Parakeet ASR
Type: Model Tags: NVIDIA, ASR, Speech Recognition, NeMo, CTC, RNN-T, Audio AI Related: NVIDIA-NeMo, NVIDIA-Riva, NVIDIA-Speech-NIM-Microservices, NVIDIA-ASR-NIM, NVIDIA-Canary, TensorRT, NVIDIA-NIM Sources: NVIDIA official documentation, https://docs.nvidia.com/nim/speech/latest/asr/index.html Last Updated: 2026-04-29
Summary
Parakeet is NVIDIA’s family of state-of-the-art automatic speech recognition (ASR) models developed in collaboration with Apple, built on the NeMo framework. The Parakeet models achieve top-tier word error rates (WER) on standard English ASR benchmarks and are optimized for real-time and batch transcription workloads. They use CTC and RNN-T decoding architectures built on the FastConformer encoder, and are available as open-weight models on Hugging Face.
Detail
Purpose
High-accuracy, low-latency automatic speech recognition is a critical building block for voice assistants, meeting transcription, call center analytics, medical dictation, and accessibility tools. Parakeet addresses the need for a production-quality open-weight English ASR model that outperforms prior state-of-the-art systems while remaining efficient enough for real-time deployment.
Key Features
- FastConformer-based encoder: efficient hybrid CNN-Transformer architecture for long-context audio
- Multiple decoding modes: CTC (Parakeet-CTC), RNN-T (Parakeet-RNNT), and TDT (Token-and-Duration Transducer)
- Model sizes: 0.6B (Parakeet-CTC-0.6B), 1.1B (Parakeet-TDT-1.1B), and Parakeet-RNNT-1.1B
- Word-level timestamps: accurate start/end times for each recognized word
- Best-in-class WER on LibriSpeech, MLS, VoxPopuli, Earnings21, and CHIME-6 benchmarks
- Trained on 64,000+ hours of English speech data
- Support for long-form audio transcription (hours-long audio with chunking)

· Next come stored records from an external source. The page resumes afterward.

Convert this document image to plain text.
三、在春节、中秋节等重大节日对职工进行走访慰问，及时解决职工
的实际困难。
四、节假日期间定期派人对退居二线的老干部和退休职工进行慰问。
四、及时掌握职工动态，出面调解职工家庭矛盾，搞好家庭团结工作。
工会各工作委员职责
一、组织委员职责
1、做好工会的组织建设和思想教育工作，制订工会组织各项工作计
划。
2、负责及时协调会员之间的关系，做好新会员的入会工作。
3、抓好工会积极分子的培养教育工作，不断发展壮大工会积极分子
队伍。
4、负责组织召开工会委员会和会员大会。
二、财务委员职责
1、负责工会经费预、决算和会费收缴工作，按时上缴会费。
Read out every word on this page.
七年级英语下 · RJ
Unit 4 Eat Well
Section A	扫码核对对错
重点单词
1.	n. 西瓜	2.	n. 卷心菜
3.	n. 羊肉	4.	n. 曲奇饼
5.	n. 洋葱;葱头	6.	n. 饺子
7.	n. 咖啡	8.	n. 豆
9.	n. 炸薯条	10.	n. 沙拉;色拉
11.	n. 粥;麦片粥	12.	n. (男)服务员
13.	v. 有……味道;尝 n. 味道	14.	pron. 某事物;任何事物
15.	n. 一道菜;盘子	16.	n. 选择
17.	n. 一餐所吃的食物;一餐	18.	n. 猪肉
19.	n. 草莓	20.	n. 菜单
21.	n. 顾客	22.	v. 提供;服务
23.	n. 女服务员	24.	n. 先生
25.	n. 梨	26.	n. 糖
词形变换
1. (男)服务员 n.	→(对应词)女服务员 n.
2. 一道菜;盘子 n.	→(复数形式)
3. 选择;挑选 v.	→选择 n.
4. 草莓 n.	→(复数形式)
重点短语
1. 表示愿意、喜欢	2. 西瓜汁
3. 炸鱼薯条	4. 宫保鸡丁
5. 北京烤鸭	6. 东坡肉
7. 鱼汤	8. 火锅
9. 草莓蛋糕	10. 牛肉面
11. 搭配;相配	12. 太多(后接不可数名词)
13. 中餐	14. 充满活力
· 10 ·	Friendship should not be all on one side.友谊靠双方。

- Open-weight release on Hugging Face (nvidia/parakeet-*)
Use Cases
- Real-time meeting transcription and captioning
- Call center and contact center analytics
- Voice assistant backend for English-language commands
- Medical dictation and clinical documentation
- Subtitle and caption generation for video content
- Accessibility tools for the hearing-impaired
- Podcast and audio search indexing
Hardware Requirements / Compatibility
- Parakeet-CTC-0.6B: single GPU (T4, A10, A100) or CPU for small batches
- Parakeet-1.1B: single A10G / A100 / H100 recommended for real-time workloads
- TensorRT-optimized via NVIDIA Riva for production deployment
- Runs on NVIDIA Jetson AGX Orin for edge deployment
Language Bindings / APIs
- Python (NVIDIA NeMo: nemo.collections.asr)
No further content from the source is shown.